Comparison of procalcitonin testing to a targeted audit-and-feedback strategy on prescribed durations of therapy for community-acquired pneumonia

Abstract

The procalcitonin (PCT) assay is FDA-approved to help guide antimicrobial treatment, however, conflicting data exist regarding its impact on durations of therapy. The purpose of this study was to compare the impact of PCT to a targeted audit-and-feedback (TAF) strategy on antibiotic durations of therapy for community-acquired pneumonia (CAP). A retrospective cohort study was conducted at two community teaching hospitals, one implementing PCT with routine audit-and-feedback and one implementing TAF recommending 5 days of therapy for uncomplicated CAP. Three hundred eleven patients with antibiotics ordered having an indication of pneumonia were included (Pre-TAF n = 80, Pre-PCT n = 80, Post-TAF n = 80, Post-PCT n = 71).
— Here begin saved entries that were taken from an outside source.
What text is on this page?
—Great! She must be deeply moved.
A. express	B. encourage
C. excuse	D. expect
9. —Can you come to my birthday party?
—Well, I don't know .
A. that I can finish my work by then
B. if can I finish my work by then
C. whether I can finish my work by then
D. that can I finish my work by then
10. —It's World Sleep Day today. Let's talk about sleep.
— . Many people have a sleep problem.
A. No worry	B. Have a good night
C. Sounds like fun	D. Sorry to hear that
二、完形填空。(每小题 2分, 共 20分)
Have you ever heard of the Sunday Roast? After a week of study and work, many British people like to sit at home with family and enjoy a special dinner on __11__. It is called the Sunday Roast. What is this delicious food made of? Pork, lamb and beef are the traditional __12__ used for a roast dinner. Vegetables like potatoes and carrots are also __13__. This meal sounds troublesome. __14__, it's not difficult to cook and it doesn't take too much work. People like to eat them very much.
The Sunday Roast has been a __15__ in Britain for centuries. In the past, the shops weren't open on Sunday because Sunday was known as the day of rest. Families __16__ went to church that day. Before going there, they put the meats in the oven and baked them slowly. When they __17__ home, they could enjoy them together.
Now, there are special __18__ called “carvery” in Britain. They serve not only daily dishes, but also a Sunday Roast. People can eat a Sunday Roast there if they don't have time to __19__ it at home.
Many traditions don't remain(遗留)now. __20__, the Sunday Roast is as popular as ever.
Average duration of therapy was similar at baseline (Pre-TAF = 7.0 days vs Pre-PCT = 7.8 days, p = 0.1) and post-intervention (Post-TAF = 5.5 days vs Post-PCT = 5.4 days, p = 0.8) between groups. PCT and TAF were equally effective antimicrobial stewardship strategies in reducing total days of antibiotic therapy prescribed for CAP with no differences observed in patient outcomes.